Teaching notes: Award 1 mark for mentioning more delocalised electrons in Mg, 1 mark for mentioning the greater charge on Mg²⁺ (or smaller ionic radius), and 1 mark for linking to stronger metallic bonding and higher melting point.
(c) [3]
In metals, the layers of positive ions can slide over each other when a force is applied because the delocalised electrons are not fixed between specific pairs of ions — they move with the layers and maintain the metallic bond. This allows metals to be shaped (malleable) without breaking.
In ionic solids, the ions are arranged in a regular lattice with alternating positive and negative ions. When a force is applied and layers of ions shift, ions of the same charge are brought next to each other. The resulting electrostatic repulsion between like charges causes the lattice to shatter, making ionic solids brittle.
Teaching notes: Award 1 mark for explaining that metal layers can slide due to non-directional metallic bonding, 1 mark for explaining that shifting ionic layers brings like charges together, and 1 mark for explaining the resulting repulsion causes shattering.
Question 20 [7 marks]
(a) [4 — 1 mark each]
- P: Ionic structure — high melting point (801 °C), conducts electricity when molten, soluble in water. (This is NaCl.)
- Q: Simple molecular structure — very low melting point (−78 °C), does not conduct electricity, slightly soluble in water. (This is CO₂.)
- R: Simple molecular structure — low melting point (113 °C), does not conduct electricity, insoluble in water. (This could be iodine, I₂, or another molecular solid.)
- S: Giant covalent (macromolecular) structure — very high melting point (3550 °C), does not conduct electricity, insoluble in water. (This is diamond or silicon dioxide.)
Teaching notes: Award 1 mark for each correct identification. The key distinguishing features are: ionic compounds conduct when molten; giant covalent compounds have very high melting points but do not conduct; simple molecular compounds have low melting points.
(b) [2]
Solid P (NaCl) does not conduct electricity because the Na⁺ and Cl⁻ ions are held in fixed positions in the ionic lattice and are not free to move. When P is melted, the ions gain enough energy to overcome the electrostatic forces holding them in the lattice and become free to move, allowing them to carry electrical charge.
Teaching notes: Award 1 mark for explaining that ions are fixed in the solid, and 1 mark for explaining that ions are free to move in the molten state.
(c) [1]
Diamond (carbon) or silicon dioxide (SiO₂) or silicon carbide (SiC)

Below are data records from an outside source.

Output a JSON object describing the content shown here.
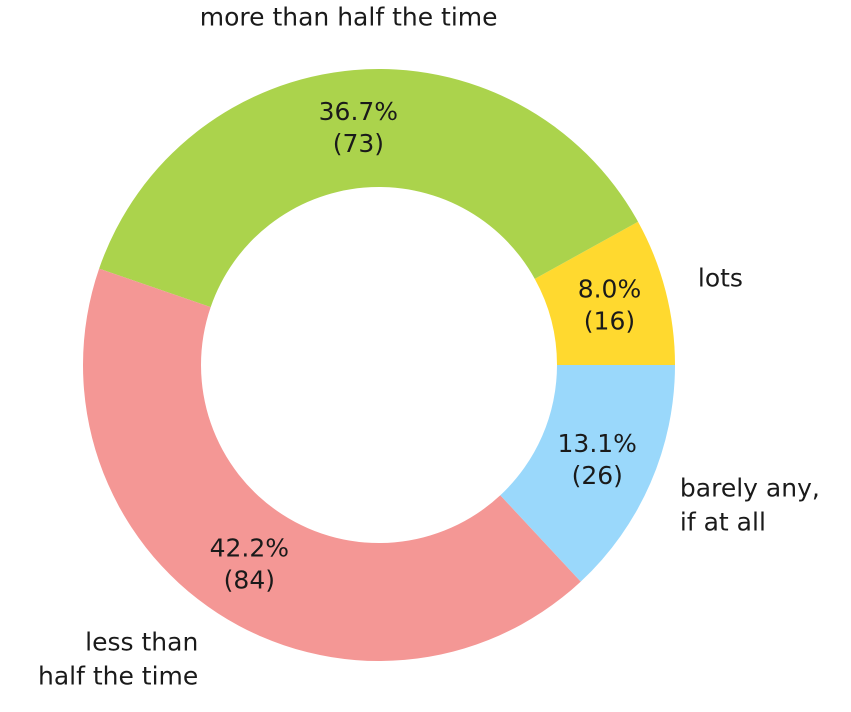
{
  "chart_data": {
    "type": "pie",
    "donut": true,
    "title": "",
    "slices": [
      {
        "label": "lots",
        "label_lines": [
          "lots"
        ],
        "value": 16,
        "percent": "8.0%",
        "count": "(16)",
        "color": "#FFD92F"
      },
      {
        "label": "more than half the time",
        "label_lines": [
          "more than half the time"
        ],
        "value": 73,
        "percent": "36.7%",
        "count": "(73)",
        "color": "#ABD34C"
      },
      {
        "label": "less than half the time",
        "label_lines": [
          "less than",
          "half the time"
        ],
        "value": 84,
        "percent": "42.2%",
        "count": "(84)",
        "color": "#F49795"
      },
      {
        "label": "barely any, if at all",
        "label_lines": [
          "barely any,",
          "if at all"
        ],
        "value": 26,
        "percent": "13.1%",
        "count": "(26)",
        "color": "#9AD8FB"
      }
    ],
    "start_angle_deg": 0,
    "direction": "counterclockwise",
    "legend": "none"
  }
}
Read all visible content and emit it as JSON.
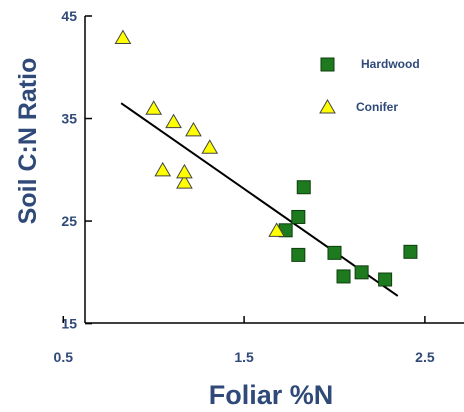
{
  "colors": {
    "axis_text": "#2f4a79",
    "hardwood_fill": "#1e7a1e",
    "hardwood_stroke": "#0e3f0e",
    "conifer_fill": "#ffff00",
    "conifer_stroke": "#444444",
    "trend": "#000000"
  },
  "chart_data": {
    "type": "scatter",
    "title": "",
    "xlabel": "Foliar %N",
    "ylabel": "Soil C:N Ratio",
    "xlim": [
      0.4,
      3.0
    ],
    "ylim": [
      15,
      45
    ],
    "xticks": [
      "0.5",
      "1.5",
      "2.5"
    ],
    "yticks": [
      "15",
      "25",
      "35",
      "45"
    ],
    "grid": false,
    "legend_position": "top-right",
    "series": [
      {
        "name": "Hardwood",
        "marker": "square",
        "points": [
          [
            1.73,
            24.1
          ],
          [
            1.8,
            25.4
          ],
          [
            1.83,
            28.3
          ],
          [
            1.8,
            21.7
          ],
          [
            2.0,
            21.9
          ],
          [
            2.05,
            19.6
          ],
          [
            2.15,
            20.0
          ],
          [
            2.28,
            19.3
          ],
          [
            2.42,
            22.0
          ]
        ]
      },
      {
        "name": "Conifer",
        "marker": "triangle",
        "points": [
          [
            0.83,
            42.8
          ],
          [
            1.0,
            35.9
          ],
          [
            1.05,
            29.9
          ],
          [
            1.11,
            34.6
          ],
          [
            1.17,
            28.7
          ],
          [
            1.17,
            29.7
          ],
          [
            1.22,
            33.8
          ],
          [
            1.31,
            32.1
          ],
          [
            1.68,
            24.0
          ]
        ]
      }
    ],
    "trendline": {
      "x": [
        0.82,
        2.35
      ],
      "y": [
        36.5,
        17.7
      ]
    }
  }
}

Teaching notes: Any giant covalent solid with a very high melting point and no electrical conductivity is acceptable. Diamond is the most common example.
Total: 60 marks
Mark Distribution Summary:
| Section | Questions | Marks |
|---|---|---|
| A: Atomic Structure & Electron Configuration | 1–5 | 18 |
| B: Chemical Bonding | 6–10 | 23 |
| C: Molecular Geometry & Intermolecular Forces | 11–15 | 25 |
| D: Mixed & Applied Questions | 16–20 | 34 |
| Total | 1–20 | 60 |
(Note: Section marks overlap as some questions draw on multiple subtopics. The total is 60 marks.)